Let it go. Stop pretending that this is any measurement of success in the real world. If you are teaching a Year 5 school class, certainly it does. But if you are supporting a business for sustainable success, it isn’t. See Above: We are not in the learning business.
“No problem” you say? “We develop our people against a strongly researched leadership competency framework, with weighted core competencies for success.”
Takeaway #2 – Competency doesn’t equal performance.
Our organizations are full of people who “CAN” do it. Even if your competency mapping is weighted perfectly for your business model and diverse operating landscape (Which I suspect it isn’t. It’s understandably far too generic to be focused in large companies). When we assess competency, we are usual asking “CAN” someone do “x” to a defined standard. To be effective though, we don’t just ask if they “CAN” (Assessment); we don’t even just ask if they regularly “DO” (Input). We ask if they are reliably getting the “RESULTS” (Output) that matter. That is a very different question.
Takeaway #3 – Managing Performance isn’t covered by your Performance Management.
“But…Leadership needs to take responsibility. It’s not in my scope and I can’t do everyone’s jobs for them.”
Prior to the pandemic, we would hear this regularly.

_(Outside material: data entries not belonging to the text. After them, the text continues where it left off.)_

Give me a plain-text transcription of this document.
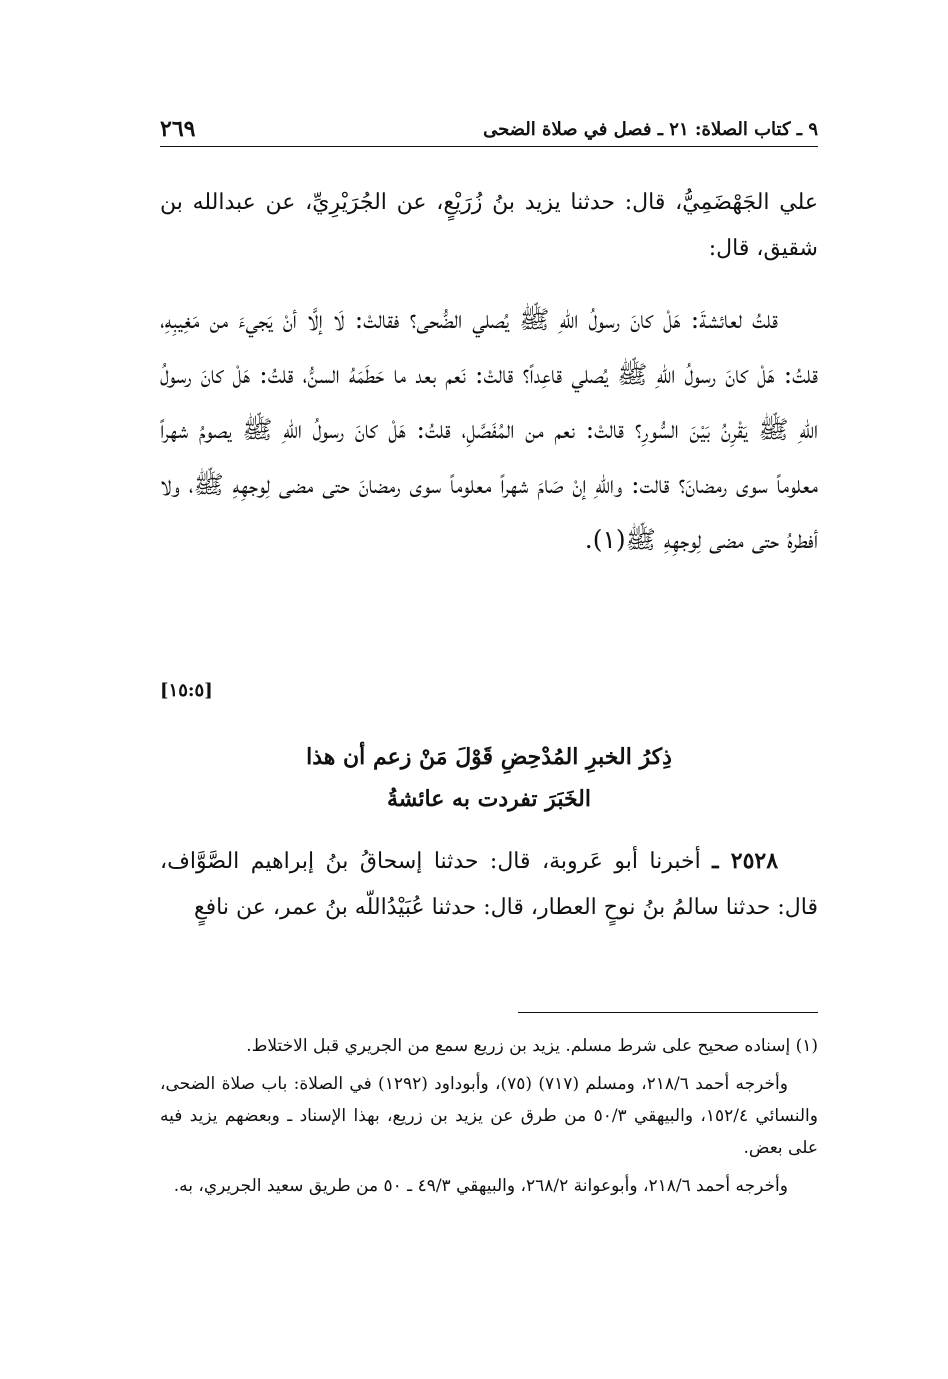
٩ ـ كتاب الصلاة: ٢١ ـ فصل في صلاة الضحى
٢٦٩

علي الجَهْضَمِيُّ، قال: حدثنا يزيد بنُ زُرَيْعٍ، عن الجُرَيْرِيِّ، عن عبدالله بن شقيق، قال:

قلتُ لعائشةَ: هَلْ كانَ رسولُ اللّهِ ﷺ يُصلي الضُّحى؟ فقالتْ: لَا إلَّا أنْ يَجيءَ من مَغِيبِهِ، قلتُ: هَلْ كانَ رسولُ اللّهِ ﷺ يُصلي قاعِداً؟ قالتْ: نَعم بعد ما حَطَمَهُ السنُّ، قلتُ: هَلْ كانَ رسولُ اللّهِ ﷺ يَقْرِنُ بَيْنَ السُّورِ؟ قالتْ: نعم من المُفَصَّلِ، قلتُ: هَلْ كانَ رسولُ اللّهِ ﷺ يصومُ شهراً معلوماً سوى رمضانَ؟ قالت: واللّهِ إنْ صَامَ شهراً معلوماً سوى رمضانَ حتى مضى لِوجهِهِ ﷺ، ولا أفطرهُ حتى مضى لِوجهِهِ ﷺ(١).

[١٥:٥]
ذِكرُ الخبرِ المُدْحِضِ قَوْلَ مَنْ زعم أن هذا
الخَبَرَ تفردت به عائشةُ

٢٥٢٨ ـ أخبرنا أبو عَروبة، قال: حدثنا إسحاقُ بنُ إبراهيم الصَّوَّاف، قال: حدثنا سالمُ بنُ نوحٍ العطار، قال: حدثنا عُبَيْدُاللّه بنُ عمر، عن نافعٍ

(١) إسناده صحيح على شرط مسلم. يزيد بن زريع سمع من الجريري قبل الاختلاط.

وأخرجه أحمد ٢١٨/٦، ومسلم (٧١٧) (٧٥)، وأبوداود (١٢٩٢) في الصلاة: باب صلاة الضحى، والنسائي ١٥٢/٤، والبيهقي ٥٠/٣ من طرق عن يزيد بن زريع، بهذا الإسناد ـ وبعضهم يزيد فيه على بعض.

وأخرجه أحمد ٢١٨/٦، وأبوعوانة ٢٦٨/٢، والبيهقي ٤٩/٣ ـ ٥٠ من طريق سعيد الجريري، به.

I may even have been guilty of trotting it out myself! The catalyst of the pandemic though, demanded a fresh audit of what brings benefit, and importantly, what doesn’t.
So where are we now?
It can be argued that the thing that has really changed through the adaption of modified working practices is “Perception”. Our HR and IT functions were deservedly congratulated for rapid implementation of new practices and removing unnecessary obstacles to effectively engage a remote workforce, build agility through policy and technology, and move performance outcomes online.

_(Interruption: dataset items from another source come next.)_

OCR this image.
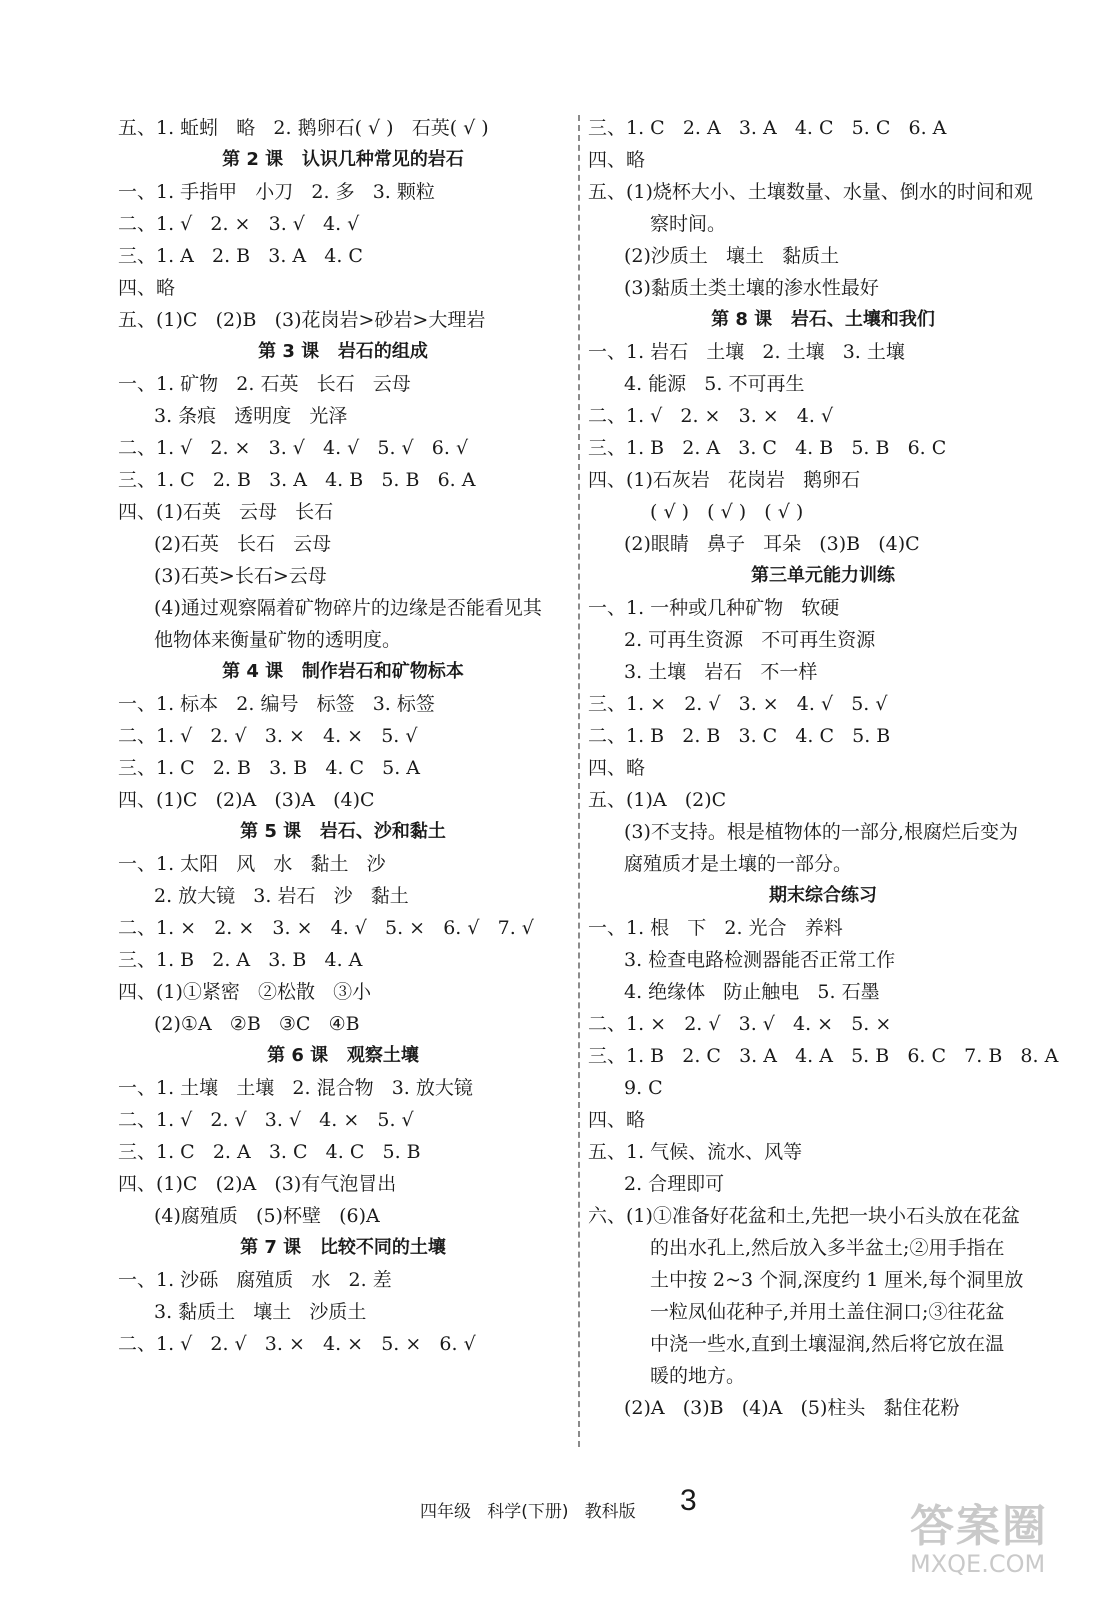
五、1. 蚯蚓   略   2. 鹅卵石( √ )   石英( √ )
第 2 课   认识几种常见的岩石
一、1. 手指甲   小刀   2. 多   3. 颗粒
二、1. √   2. ×   3. √   4. √
三、1. A   2. B   3. A   4. C
四、略
五、(1)C   (2)B   (3)花岗岩>砂岩>大理岩
第 3 课   岩石的组成
一、1. 矿物   2. 石英   长石   云母
3. 条痕   透明度   光泽
二、1. √   2. ×   3. √   4. √   5. √   6. √
三、1. C   2. B   3. A   4. B   5. B   6. A
四、(1)石英   云母   长石
(2)石英   长石   云母
(3)石英>长石>云母
(4)通过观察隔着矿物碎片的边缘是否能看见其
他物体来衡量矿物的透明度。
第 4 课   制作岩石和矿物标本
一、1. 标本   2. 编号   标签   3. 标签
二、1. √   2. √   3. ×   4. ×   5. √
三、1. C   2. B   3. B   4. C   5. A
四、(1)C   (2)A   (3)A   (4)C
第 5 课   岩石、沙和黏土
一、1. 太阳   风   水   黏土   沙
2. 放大镜   3. 岩石   沙   黏土
二、1. ×   2. ×   3. ×   4. √   5. ×   6. √   7. √
三、1. B   2. A   3. B   4. A
四、(1)①紧密   ②松散   ③小
(2)①A   ②B   ③C   ④B
第 6 课   观察土壤
一、1. 土壤   土壤   2. 混合物   3. 放大镜
二、1. √   2. √   3. √   4. ×   5. √
三、1. C   2. A   3. C   4. C   5. B
四、(1)C   (2)A   (3)有气泡冒出
(4)腐殖质   (5)杯壁   (6)A
第 7 课   比较不同的土壤
一、1. 沙砾   腐殖质   水   2. 差
3. 黏质土   壤土   沙质土
二、1. √   2. √   3. ×   4. ×   5. ×   6. √
三、1. C   2. A   3. A   4. C   5. C   6. A
四、略
五、(1)烧杯大小、土壤数量、水量、倒水的时间和观
察时间。
(2)沙质土   壤土   黏质土
(3)黏质土类土壤的渗水性最好
第 8 课   岩石、土壤和我们
一、1. 岩石   土壤   2. 土壤   3. 土壤
4. 能源   5. 不可再生
二、1. √   2. ×   3. ×   4. √
三、1. B   2. A   3. C   4. B   5. B   6. C
四、(1)石灰岩   花岗岩   鹅卵石
( √ )   ( √ )   ( √ )
(2)眼睛   鼻子   耳朵   (3)B   (4)C
第三单元能力训练
一、1. 一种或几种矿物   软硬
2. 可再生资源   不可再生资源
3. 土壤   岩石   不一样
三、1. ×   2. √   3. ×   4. √   5. √
二、1. B   2. B   3. C   4. C   5. B
四、略
五、(1)A   (2)C
(3)不支持。根是植物体的一部分,根腐烂后变为
腐殖质才是土壤的一部分。
期末综合练习
一、1. 根   下   2. 光合   养料
3. 检查电路检测器能否正常工作
4. 绝缘体   防止触电   5. 石墨
二、1. ×   2. √   3. √   4. ×   5. ×
三、1. B   2. C   3. A   4. A   5. B   6. C   7. B   8. A
9. C
四、略
五、1. 气候、流水、风等
2. 合理即可
六、(1)①准备好花盆和土,先把一块小石头放在花盆
的出水孔上,然后放入多半盆土;②用手指在
土中按 2~3 个洞,深度约 1 厘米,每个洞里放
一粒凤仙花种子,并用土盖住洞口;③往花盆
中浇一些水,直到土壤湿润,然后将它放在温
暖的地方。
(2)A   (3)B   (4)A   (5)柱头   黏住花粉
四年级   科学(下册)   教科版 3
答案圈
MXQE.COM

But why did it take a pandemic for enabling, support functions to actually be perceived as enabling or supportive?
When the remote working weeks became months, we moved past reacting and new approaches for achieving medium and long term goals emerged. We started to question everything in a good way.

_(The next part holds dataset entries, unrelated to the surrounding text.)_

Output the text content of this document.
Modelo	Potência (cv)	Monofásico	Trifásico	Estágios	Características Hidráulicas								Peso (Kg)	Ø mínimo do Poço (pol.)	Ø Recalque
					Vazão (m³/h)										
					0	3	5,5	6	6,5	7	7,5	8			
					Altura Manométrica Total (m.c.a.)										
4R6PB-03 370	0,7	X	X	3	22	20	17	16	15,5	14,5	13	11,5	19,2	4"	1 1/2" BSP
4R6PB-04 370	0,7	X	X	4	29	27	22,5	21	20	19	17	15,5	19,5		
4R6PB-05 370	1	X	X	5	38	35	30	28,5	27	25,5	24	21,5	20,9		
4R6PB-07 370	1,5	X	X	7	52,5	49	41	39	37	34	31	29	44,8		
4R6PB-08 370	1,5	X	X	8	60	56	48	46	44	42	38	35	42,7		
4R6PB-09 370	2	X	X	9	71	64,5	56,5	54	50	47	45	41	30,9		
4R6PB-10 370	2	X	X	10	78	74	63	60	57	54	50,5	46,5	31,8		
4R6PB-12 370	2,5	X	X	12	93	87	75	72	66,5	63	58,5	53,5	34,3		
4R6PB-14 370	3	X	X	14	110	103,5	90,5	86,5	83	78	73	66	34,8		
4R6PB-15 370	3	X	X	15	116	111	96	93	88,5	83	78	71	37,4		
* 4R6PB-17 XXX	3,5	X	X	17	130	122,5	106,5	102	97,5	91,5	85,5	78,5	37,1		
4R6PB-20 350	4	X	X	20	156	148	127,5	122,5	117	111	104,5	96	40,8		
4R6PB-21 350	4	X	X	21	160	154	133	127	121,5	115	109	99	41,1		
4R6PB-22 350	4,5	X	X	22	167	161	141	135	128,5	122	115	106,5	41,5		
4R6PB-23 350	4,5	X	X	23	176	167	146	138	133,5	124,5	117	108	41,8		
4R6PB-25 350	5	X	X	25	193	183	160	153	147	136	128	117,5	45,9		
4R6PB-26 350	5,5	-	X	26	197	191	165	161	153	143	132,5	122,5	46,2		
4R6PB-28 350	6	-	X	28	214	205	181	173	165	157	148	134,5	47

“How does system x, process y, or development z support the challenges faced now and in the future?” “Is there a better way?”
So what next? It’s about leaving behind what never really worked for us and building deliberate and practical support mechanisms to help leaders perform and learn simultaneously, focused on the right things at the right time.
We are entering an era where millennium models of development are rapidly disappearing. COVID catalyzed change that was already well underway. If it wasn’t already in your organization, it was coming and now it’s here. I predict topic and course led development departments will be largely absent in successful businesses in the coming years.
We need the development to happen simultaneously with performance, through well-planned and supported frameworks for leaders, in the flow of work. For us as practitioners and leaders in this space, that requires new skills and approach, to know how and what the right things are, and put this in the hands of the right people, in the right place, at the right time.
Call to action:
(1) Partner with leaders to design simple agile solutions to support the actual routine and irregular challenges that your people face.
(2) Don’t look to a vendor to solve your challenges. Equally, don’t try to copy and paste a support mechanism model from another organization.
(3) Hold ourselves openly accountable for the impact our solutions have in the real world.
Scary? Actually, no. Wonderful things happen when we walk around the other side of the table, and partner in real solutions to real challenges.
• You get a ‘seat at the table’ rather than hovering by the door waiting for an order to be placed for your shop.
• Accountability? Even the smallest recognition of the contributed to address real challenges is more credible to your leadership and stakeholders, than any amount of learning outcomes and 100 percent course happy sheets.
Remember, No one cares about your program or your policy. They care if you are genuinely engaged alongside them, in getting meaningful results, through enabling people and systems to improve.